405187: GYM101821 B LIS vs. LDS

A longest increasing subsequence (LIS) of an array a₁, ..., a_n is a sequence of indices 1 ≤ i₁ < ... < i_k ≤ n such that a_i1 < ... < a_ik, and k is largest possible. Longest decreasing subsequence (LDS) can be defined similarly.

A brand new Yandex interview problem asks you to take a permutation p = (p₁, ..., p_n) of numbers 1, 2, ..., n, and find an LIS and an LDS of the permutation that do not share common elements, or report that it is impossible. Formally, you have to find two sequences of indices i₁ < ... < i_k and j₁ < ... < j_l so that:

• a_i1 < ... < a_ik;
• b_j1 > ... > b_jl;
• k is the length of LIS of p;
• l is the length of LDS of p,
• all indices i₁, ..., i_k, j₁, ..., j_l are distinct.

The first line contains an integer n (1 ≤ n ≤ 500 000) — the size of the permutation p.

The second line contains n distinct integers p₁, p₂, ..., p_n (1 ≤ p_i ≤ n).

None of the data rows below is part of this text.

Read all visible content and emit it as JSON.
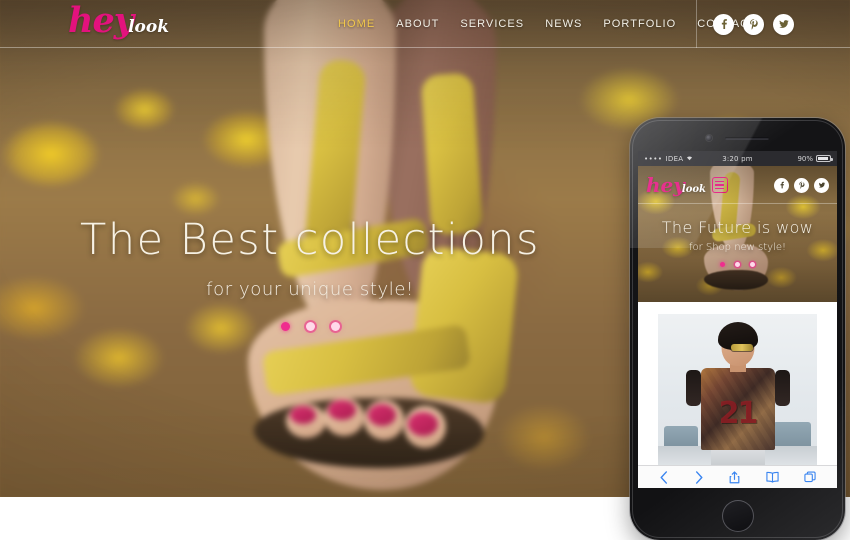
{
  "site": {
    "logo": {
      "primary": "hey",
      "secondary": "look"
    },
    "nav": [
      {
        "label": "HOME",
        "active": true
      },
      {
        "label": "ABOUT",
        "active": false
      },
      {
        "label": "SERVICES",
        "active": false
      },
      {
        "label": "NEWS",
        "active": false
      },
      {
        "label": "PORTFOLIO",
        "active": false
      },
      {
        "label": "CONTACTS",
        "active": false
      }
    ],
    "socials": [
      {
        "name": "facebook",
        "glyph": "f"
      },
      {
        "name": "pinterest",
        "glyph": "P"
      },
      {
        "name": "twitter",
        "glyph": "t"
      }
    ],
    "hero": {
      "title": "The Best collections",
      "subtitle": "for your unique style!",
      "slides": 3,
      "active_slide": 1
    }
  },
  "phone": {
    "status_bar": {
      "signal": "••••",
      "carrier": "IDEA",
      "wifi": "wifi-icon",
      "time": "3:20 pm",
      "battery_percent": "90%"
    },
    "site": {
      "logo": {
        "primary": "hey",
        "secondary": "look"
      },
      "menu_icon": "hamburger-menu-icon",
      "socials": [
        {
          "name": "facebook",
          "glyph": "f"
        },
        {
          "name": "pinterest",
          "glyph": "P"
        },
        {
          "name": "twitter",
          "glyph": "t"
        }
      ],
      "hero": {
        "title": "The Future is wow",
        "subtitle": "for Shop new style!",
        "slides": 3,
        "active_slide": 1
      },
      "content": {
        "shirt_number": "21"
      }
    },
    "toolbar": [
      {
        "name": "back",
        "icon": "chevron-left-icon"
      },
      {
        "name": "forward",
        "icon": "chevron-right-icon"
      },
      {
        "name": "share",
        "icon": "share-icon"
      },
      {
        "name": "bookmarks",
        "icon": "book-icon"
      },
      {
        "name": "tabs",
        "icon": "tabs-icon"
      }
    ]
  },
  "colors": {
    "brand_pink": "#e3127d",
    "accent_gold": "#f2c84b",
    "dot_active": "#ef2d8e",
    "toolbar_blue": "#3a85f0"
  }
}
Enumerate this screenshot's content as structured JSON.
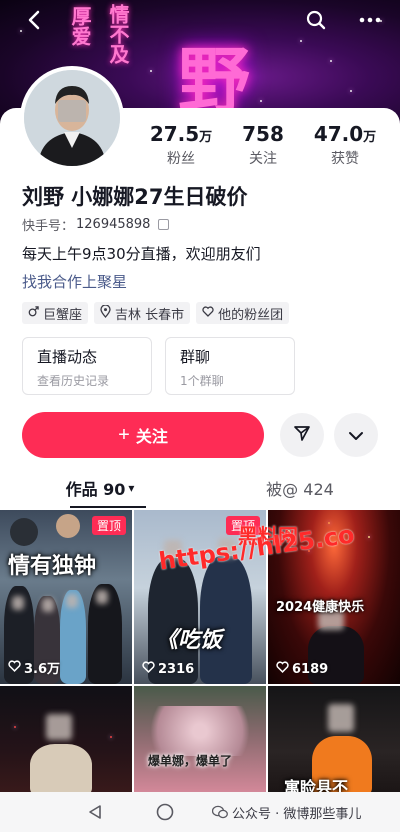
{
  "header": {
    "back_icon": "chevron-left-icon",
    "search_icon": "search-icon",
    "more_icon": "more-horizontal-icon",
    "banner_big_text": "野",
    "banner_text_1": "厚爱",
    "banner_text_2": "情不及"
  },
  "profile": {
    "name": "刘野 小娜娜27生日破价",
    "account_label": "快手号：",
    "account_id": "126945898",
    "bio_line1": "每天上午9点30分直播，欢迎朋友们",
    "bio_line2": "找我合作上聚星",
    "stats": [
      {
        "value": "27.5",
        "unit": "万",
        "label": "粉丝"
      },
      {
        "value": "758",
        "unit": "",
        "label": "关注"
      },
      {
        "value": "47.0",
        "unit": "万",
        "label": "获赞"
      }
    ],
    "tags": [
      {
        "icon": "male-icon",
        "label": "巨蟹座"
      },
      {
        "icon": "location-pin-icon",
        "label": "吉林 长春市"
      },
      {
        "icon": "heart-icon",
        "label": "他的粉丝团"
      }
    ]
  },
  "features": [
    {
      "title": "直播动态",
      "subtitle": "查看历史记录"
    },
    {
      "title": "群聊",
      "subtitle": "1个群聊"
    }
  ],
  "actions": {
    "follow_label": "关注",
    "plus_symbol": "+",
    "share_icon": "send-icon",
    "expand_icon": "chevron-down-icon"
  },
  "tabs": [
    {
      "label": "作品 90",
      "suffix": "▾"
    },
    {
      "label": "被@ 424",
      "suffix": ""
    }
  ],
  "videos": [
    {
      "likes": "3.6万",
      "pinned": "置顶",
      "overlay": "情有独钟"
    },
    {
      "likes": "2316",
      "pinned": "置顶",
      "overlay": "《吃饭"
    },
    {
      "likes": "6189",
      "pinned": "",
      "overlay": "2024健康快乐"
    },
    {
      "likes": "",
      "pinned": "",
      "overlay": ""
    },
    {
      "likes": "",
      "pinned": "",
      "overlay": "爆单娜，爆单了"
    },
    {
      "likes": "",
      "pinned": "",
      "overlay": "寓睑县不"
    }
  ],
  "watermark": {
    "line1": "黑料网",
    "line2": "https://hl25.co"
  },
  "footer": {
    "caption": "公众号 · 微博那些事儿"
  },
  "colors": {
    "accent": "#fe2c55",
    "banner_dark": "#1a0528",
    "banner_glow": "#ff6ad5"
  }
}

If an answer exists, print four lines. The first line should contain a single integer k — the size of LIS of the permutation p. The second line should contain k integers i₁, ..., i_k satisftying 1 ≤ i₁ < ... < i_k ≤ n and a_i1 < ... < a_ik. The next two lines should describe an LDS (j₁, ..., j_l) of p in the same format. All indices i₁, ..., i_k, j₁, ..., j_l should be distinct.

If there is no answer, print "texttt{IMPOSSIBLE}" (without the quotes) in the only line of the output.

4
2 4 1 3

2
1 4 
2
2 3 

4
3 4 1 2

IMPOSSIBLE

In the second sample, the length of both LIS and LDS is 2. Here are all possible LIS: (1, 2), (3, 4) (indices of elements are given, not their values); and all possible LDS: (1, 3), (1, 4), (2, 3), (2, 4). Each LIS has a common element with each LDS, hence there is no answer.